2,3) Adapter nos tactiques à une meilleure sélection des cibles

Contrairement à la situation actuelle, où les militants sélectionnent les lieux de rassemblements selon des considérations symboliques, la stratégie d’échec en cascade nécessite un choix précis des cibles.

Justement (!), la matrice CARVER, un outil développé il y a plusieurs décennies par des gens qui s’y connaissent en matière de stratégie, permet une meilleure sélection des cibles :

  • Criticité : Quelle est l’importance de l’élément pour le système ?
  • Accessibilité : Est-il facile d’atteindre l’élément ?
  • Récupérabilité : À quel point le système peut-il reprendre rapidement et facilement ses fonctionnalités après avoir endommagé l’élément ?
  • Vulnérabilité : Est-il facile d’endommager l’élément avec les tactiques et armes disponibles ?
  • Effet : Quels sont les effets secondaires indésirables pouvant être entraînés ?
  • Reconnaissabilité : Est-il facile d’identifier la cible dans des conditions défavorables, telles qu’une nuit sombre et pluvieuse ?

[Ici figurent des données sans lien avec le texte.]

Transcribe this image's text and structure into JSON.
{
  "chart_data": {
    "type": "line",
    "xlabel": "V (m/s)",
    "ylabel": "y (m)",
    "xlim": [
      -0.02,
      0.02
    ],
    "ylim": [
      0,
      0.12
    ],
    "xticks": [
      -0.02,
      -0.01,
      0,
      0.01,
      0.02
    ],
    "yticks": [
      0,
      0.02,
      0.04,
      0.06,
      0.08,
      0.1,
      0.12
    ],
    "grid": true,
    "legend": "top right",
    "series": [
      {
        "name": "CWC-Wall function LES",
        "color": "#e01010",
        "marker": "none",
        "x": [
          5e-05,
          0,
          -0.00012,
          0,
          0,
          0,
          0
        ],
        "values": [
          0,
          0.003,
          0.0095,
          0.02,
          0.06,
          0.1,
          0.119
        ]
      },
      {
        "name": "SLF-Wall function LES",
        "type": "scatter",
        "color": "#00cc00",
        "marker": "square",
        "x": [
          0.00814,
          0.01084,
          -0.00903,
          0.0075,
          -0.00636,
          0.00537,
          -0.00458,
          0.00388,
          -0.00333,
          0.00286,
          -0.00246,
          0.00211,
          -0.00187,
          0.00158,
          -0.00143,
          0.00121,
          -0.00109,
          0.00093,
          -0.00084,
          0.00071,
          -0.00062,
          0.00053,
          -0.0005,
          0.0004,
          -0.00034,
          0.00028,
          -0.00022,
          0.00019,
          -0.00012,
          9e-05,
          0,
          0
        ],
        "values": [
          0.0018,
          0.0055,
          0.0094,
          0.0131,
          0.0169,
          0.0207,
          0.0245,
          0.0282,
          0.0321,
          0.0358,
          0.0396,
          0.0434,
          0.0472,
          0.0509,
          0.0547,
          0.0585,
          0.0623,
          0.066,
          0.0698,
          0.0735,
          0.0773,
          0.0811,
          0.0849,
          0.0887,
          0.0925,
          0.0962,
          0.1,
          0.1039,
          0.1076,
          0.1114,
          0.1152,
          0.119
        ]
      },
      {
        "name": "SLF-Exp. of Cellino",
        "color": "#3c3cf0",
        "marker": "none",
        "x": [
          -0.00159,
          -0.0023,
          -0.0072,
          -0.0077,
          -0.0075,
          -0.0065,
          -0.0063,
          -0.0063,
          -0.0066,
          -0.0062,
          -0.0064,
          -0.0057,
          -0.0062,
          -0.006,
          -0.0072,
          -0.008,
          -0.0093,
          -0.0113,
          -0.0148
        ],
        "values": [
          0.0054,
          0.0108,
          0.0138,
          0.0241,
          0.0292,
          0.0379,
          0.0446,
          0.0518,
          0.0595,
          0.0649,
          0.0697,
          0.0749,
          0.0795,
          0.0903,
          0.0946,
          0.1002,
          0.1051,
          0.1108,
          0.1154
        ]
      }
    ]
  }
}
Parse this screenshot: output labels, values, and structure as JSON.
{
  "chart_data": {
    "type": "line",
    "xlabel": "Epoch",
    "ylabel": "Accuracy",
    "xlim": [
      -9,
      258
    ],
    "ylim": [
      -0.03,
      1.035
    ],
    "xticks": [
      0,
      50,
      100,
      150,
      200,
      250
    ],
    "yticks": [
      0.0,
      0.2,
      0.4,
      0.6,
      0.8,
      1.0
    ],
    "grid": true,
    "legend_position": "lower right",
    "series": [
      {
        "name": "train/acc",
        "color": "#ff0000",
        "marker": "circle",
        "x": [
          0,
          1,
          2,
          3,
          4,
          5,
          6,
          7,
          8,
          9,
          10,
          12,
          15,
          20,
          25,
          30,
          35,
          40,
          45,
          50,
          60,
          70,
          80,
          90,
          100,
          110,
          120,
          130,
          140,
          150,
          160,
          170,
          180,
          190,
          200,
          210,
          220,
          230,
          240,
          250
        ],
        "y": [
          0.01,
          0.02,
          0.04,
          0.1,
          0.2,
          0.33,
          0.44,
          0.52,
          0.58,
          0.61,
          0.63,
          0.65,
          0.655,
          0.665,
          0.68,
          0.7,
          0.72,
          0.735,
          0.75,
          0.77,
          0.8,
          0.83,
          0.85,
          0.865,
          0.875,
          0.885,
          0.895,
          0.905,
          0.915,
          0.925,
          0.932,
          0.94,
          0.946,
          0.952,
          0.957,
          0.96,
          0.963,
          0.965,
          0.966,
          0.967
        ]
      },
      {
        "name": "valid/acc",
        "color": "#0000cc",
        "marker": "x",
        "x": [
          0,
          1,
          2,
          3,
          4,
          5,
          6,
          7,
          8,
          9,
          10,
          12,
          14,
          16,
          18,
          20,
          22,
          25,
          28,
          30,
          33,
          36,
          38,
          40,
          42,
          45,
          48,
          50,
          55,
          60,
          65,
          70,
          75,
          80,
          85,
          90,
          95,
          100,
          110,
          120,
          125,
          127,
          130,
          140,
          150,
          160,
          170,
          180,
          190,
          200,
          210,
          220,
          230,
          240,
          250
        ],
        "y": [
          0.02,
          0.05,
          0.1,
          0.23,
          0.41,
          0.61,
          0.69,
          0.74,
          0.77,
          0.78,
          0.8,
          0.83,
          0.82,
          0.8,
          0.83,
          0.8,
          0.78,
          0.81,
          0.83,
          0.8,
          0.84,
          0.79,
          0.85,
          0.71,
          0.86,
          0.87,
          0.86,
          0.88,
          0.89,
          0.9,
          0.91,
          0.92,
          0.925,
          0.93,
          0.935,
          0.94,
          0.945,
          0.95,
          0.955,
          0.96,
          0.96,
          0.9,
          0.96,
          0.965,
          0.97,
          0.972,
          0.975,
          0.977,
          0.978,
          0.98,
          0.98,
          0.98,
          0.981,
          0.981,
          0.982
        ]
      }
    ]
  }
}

La plupart des contestataires, légaux comme illégaux, ont jusqu’à présent choisi des cibles accessibles et vulnérables. Mais elles ne sont ni critiques ni difficiles à remplacer. Des militant.es, soucieux d’être efficaces, devraient penser selon les critères de la matrice CARVER dans le but de déclencher un échec en cascade. Ainsi ils comprendraient qu’il est préférable de bloquer le réseau énergétique que de manifester en centre-ville. Ils comprendraient que certains points faibles ne sont pas nécessairement où on le croit. Enfin, ils comprendraient qu’il est possible de changer le cours de l’histoire.